What is the H.A.T? (Download the Hub of All Things 1 Pager)
The H.A.T project is a £1.2m multi-disciplinary project funded by the Research Councils UK Digital Economy Programme. It involves 7 academic investigators (check us out) with a team of 9 researchers from the domain of Economics, Business, Computing and the Arts across 6 UK universities of Warwick, Exeter, Nottingham, Cambridge, West England and Edinburgh. The project will begin in June 2013 and will last 2 years.

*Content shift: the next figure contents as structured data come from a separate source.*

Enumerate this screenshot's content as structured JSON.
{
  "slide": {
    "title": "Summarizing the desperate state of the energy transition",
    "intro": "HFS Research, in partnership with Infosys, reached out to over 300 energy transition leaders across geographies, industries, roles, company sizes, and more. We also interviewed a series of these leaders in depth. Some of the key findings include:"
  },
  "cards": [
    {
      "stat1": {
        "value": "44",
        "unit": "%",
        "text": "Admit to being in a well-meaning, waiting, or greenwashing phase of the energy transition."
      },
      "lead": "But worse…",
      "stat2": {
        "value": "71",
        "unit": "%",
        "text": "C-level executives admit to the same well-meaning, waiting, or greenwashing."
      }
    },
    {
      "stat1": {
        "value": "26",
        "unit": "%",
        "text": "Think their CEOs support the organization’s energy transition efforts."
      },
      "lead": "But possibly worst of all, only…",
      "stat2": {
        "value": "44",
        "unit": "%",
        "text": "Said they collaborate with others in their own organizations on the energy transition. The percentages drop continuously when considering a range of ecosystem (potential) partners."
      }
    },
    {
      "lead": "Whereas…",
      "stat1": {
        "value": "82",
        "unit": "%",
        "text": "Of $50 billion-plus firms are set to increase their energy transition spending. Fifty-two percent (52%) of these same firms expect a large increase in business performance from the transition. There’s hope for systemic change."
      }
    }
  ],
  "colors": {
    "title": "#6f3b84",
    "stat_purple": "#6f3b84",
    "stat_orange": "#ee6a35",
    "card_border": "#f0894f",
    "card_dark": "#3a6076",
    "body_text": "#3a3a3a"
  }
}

The objective of the HAT project is to create the HAT – Hub-of-All-Things- a Multi-Sided-Market-Platform (MSMP) for the home based on collecting primary data on individuals’ consumption, behaviors and interactions and exchange data for future products and services. The outcome of the HAT project, is therefore A MARKET (think of a bazaar of buyers and sellers) and it is the first project that would attempt to engineer and emerge a LIVE market right in the home that currently do not exist, consisting of real products/services, real money, real data and real people, powered by the internet-of-things.
The data collected from the internet of things (and internet of everything) will allow the research team to explore dependencies between industries, for example medicine, energy and food, and then develop algorithms to mathematically embed context into data, facilitating the creation of almost limitless new business models and data-driven innovation.
But the implications of the H.A.T are profound for the individual, as well as for businesses supplying products and services.
The H.A.T digital vault (which could be server-at-home, cloud-based or a hybrid of the two) will store all data collected in the home and, crucially, all data generated by the individual is owned by the individual. This means that the data’s worth – in every sense from a ‘vertical’ dataset (such as consumption of medicine) to the relational dataset (such as the linkages between several objects e.g. food, fitness and medicine) – is owned by and can only be used with explicit permission from the individual for the time period stipulated by the individual. Such data could be exchanged with firms for personalized products or servicesthat would enhance lives, and could inform and empower individuals for better decisions and behaviours.